S has had such a crazy work
schedule for the last few weeks (conference calls at 4 am - can you beat
that!), that I have begun to feel like a single parent. It’s a hard 12-hour
shift everyday and the only “me-time” I get is a long hot shower after S gets home
in the evening. Yes, a simple bath has begun to seem like a luxury!
I have to admit that it has
gotten easier with time. Managing 2 small kids all by myself and playing the
multiple roles of chauffeur, maid, cook and nanny no longer appears to be that scary.
Part of the reason for this is that I have started working smarter and managing
my time much better than I used to.
So we were plodding along and
just when I started patting myself on a job reasonably well-done, Y brought me
back to earth by sponsoring the “Day from Hell Part 1 (to be continued)”. She
whined and clung and cried and was so cranky that she dragged me down along
with her into her pit of misery. What compounded it was the fact that I could
just not understand what it was that was so upsetting her, a fact that gave
instant rise to feelings of being a bad mother because I could not diagnose the
source of my daughter’s crankiness.
By noon, I was faint with hunger
because she didn’t allow me to cook and decided I didn’t have the right to even
fix myself a simple sandwich for lunch. By 3 pm, I was ready to climb to the
top of the Golden Gate
Bridge and thrown myself
down into the Bay, thankful that I didn’t know how to swim. I did what I
usually do in these situations – packed all three of us in the car and head to
the nearest part – convinced all we needed was some fresh air. It always works.
And it did this time as well.
A bad day in the life of a
stay-at-home mother is bad not simply because it’s - well, bad. Not simply
because you want to throttle your kids and then throttle yourself – I know that
all mothers want to do that at some point in their life, not that most of them
would admit to such unmaternal feelings!
It’s bad because you are forced
to confront the hard fact that your entire life has come down to this. Soiled
diapers. The smell of milk and vomit (when your kid cries so hard she throws up
on you). A frazzled you who looks worse than a Chennai ragpicker. And worst of
all, a baby who is unhappy inspite of your best efforts to the contrary.

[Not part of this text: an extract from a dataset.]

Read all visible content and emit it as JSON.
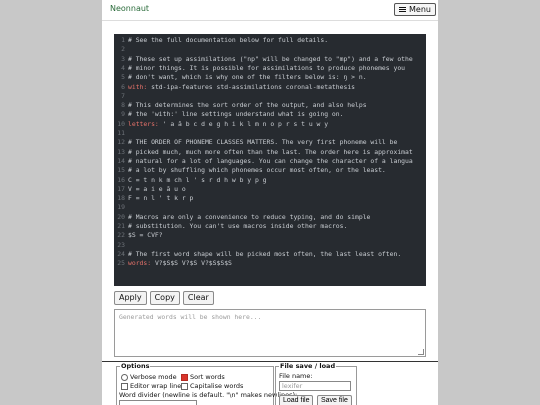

And when all of these things
happen, it’s almost impossible to maintain perspective, a bird’s eye view so to
speak, and not think about how your life would have been without kids. A
glittering career (HA!!). A social life not involving playdates. Unencumbered
travel. Sleep. Fine dining. The list goes on and on. I *almost almost* envy my
friends who decided not to have children.
And then the moment passes. Y
laughs as we watch a train pass by on the tracks near our apartment (I don’t
know why that is so funny, but then she’s a baby) and looking at that dimpled
smile, that snub nose and those big brown eyes that look at me with love and
trust even though I am the lousiest mother in the world, I remember that there
was a good reason why I had children in the first place.
So, my prescription (to myself)
when a bad day gets worse: Get some fresh air. Take several deep breaths. Live
in the moment. Remember that kids grow up.
(And leave you. And ignore you.
And make you miserable all over again!)
How true and how wonderful and the best part it works faithfully. I came to your blog from Bangalore Mom. Learnt that you have R2I'ed in the recent past. I am blog rolling you, i.e if you have no issues. You write so well.